Last week, Apple Daily’s Taiwan version said it would move online because “pro-China forces” had blocked access to advertising for its flagship Apple Daily and other publications in Hong Kong.
In recent months, police have arrested most of the city’s pro-democracy activists and have put prominent activists such as Joshua Wong and Agnes Chow behind bars.
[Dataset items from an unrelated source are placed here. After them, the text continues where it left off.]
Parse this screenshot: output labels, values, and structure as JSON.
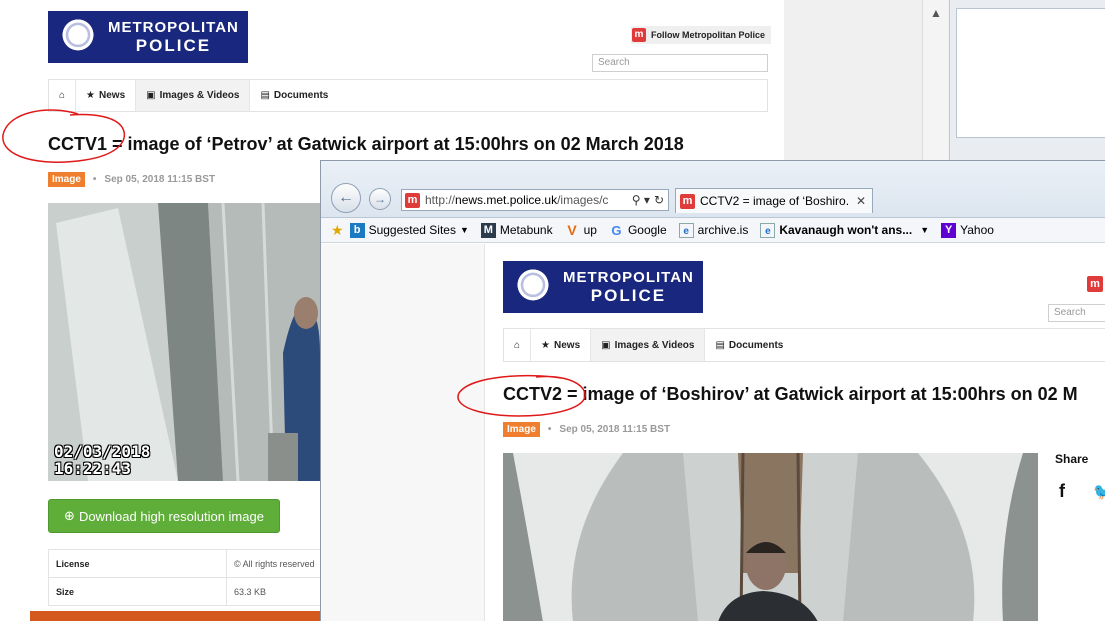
{
  "back_page": {
    "logo_line1": "METROPOLITAN",
    "logo_line2": "POLICE",
    "follow_label": "Follow Metropolitan Police",
    "search_placeholder": "Search",
    "nav": {
      "home_icon": "⌂",
      "news": "News",
      "images_videos": "Images & Videos",
      "documents": "Documents"
    },
    "title_prefix": "CCTV1",
    "title_rest": " = image of ‘Petrov’ at Gatwick airport at 15:00hrs on 02 March 2018",
    "tag": "Image",
    "date": "Sep 05, 2018 11:15 BST",
    "cctv_date": "02/03/2018",
    "cctv_time": "16:22:43",
    "download_label": "Download high resolution image",
    "table": [
      {
        "key": "License",
        "value": "© All rights reserved"
      },
      {
        "key": "Size",
        "value": "63.3 KB"
      }
    ]
  },
  "browser": {
    "address_prefix": "http://",
    "address_domain": "news.met.police.uk",
    "address_suffix": "/images/c",
    "tab_title": "CCTV2 = image of ‘Boshiro...",
    "favorites": [
      {
        "label": "Suggested Sites",
        "icon": "bing-icon",
        "dropdown": true
      },
      {
        "label": "Metabunk",
        "icon": "metabunk-icon"
      },
      {
        "label": "up",
        "icon": "v-icon"
      },
      {
        "label": "Google",
        "icon": "google-icon"
      },
      {
        "label": "archive.is",
        "icon": "ie-page-icon"
      },
      {
        "label": "Kavanaugh won't ans...",
        "icon": "ie-page-icon",
        "dropdown": true
      },
      {
        "label": "Yahoo",
        "icon": "yahoo-icon"
      }
    ]
  },
  "front_page": {
    "logo_line1": "METROPOLITAN",
    "logo_line2": "POLICE",
    "search_placeholder": "Search",
    "nav": {
      "news": "News",
      "images_videos": "Images & Videos",
      "documents": "Documents"
    },
    "title_prefix": "CCTV2",
    "title_rest": " = image of ‘Boshirov’ at Gatwick airport at 15:00hrs on 02 M",
    "tag": "Image",
    "date": "Sep 05, 2018 11:15 BST",
    "share_label": "Share"
  },
  "colors": {
    "met_blue": "#19277e",
    "annotation_red": "#e01818",
    "tag_orange": "#ef7f2e",
    "download_green": "#5fae3a"
  }
}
Most of the pro-democracy activists arrested are still in police custody, while others have sought asylum abroad.
Lai has long been a unique figure in Hong Kong’s media landscape, overwhelmingly dominated by corporations whose outlets took a largely neutral view on politics while relentlessly chasing news about celebrities, the ultra-rich and their scandals.
While his outlets also chased salacious topics, they were often critical of Beijing and its representatives in Hong Kong.
That drew the ire of the city’s pro-China establishment, which has not only avoided discussing politically sensitive topics concerning the mainland and Hong Kong, but has become increasingly critical of what Beijing terms foreign interference in the city’s affairs, whether through outreach to opposition figures by the U.S. Consulate or Britain’s offer of a passage to citizenship for holders of the British National (Overseas) passport that many Hong Kongers possess.
Hong Kong’s media outlets are now almost completely dominated by pro-Beijing business groups and even independent booksellers have become rare. The national security law has also given authorities broad powers to monitor speech online, making it difficult to organize opposition gatherings or even express views critical of the government or Beijing.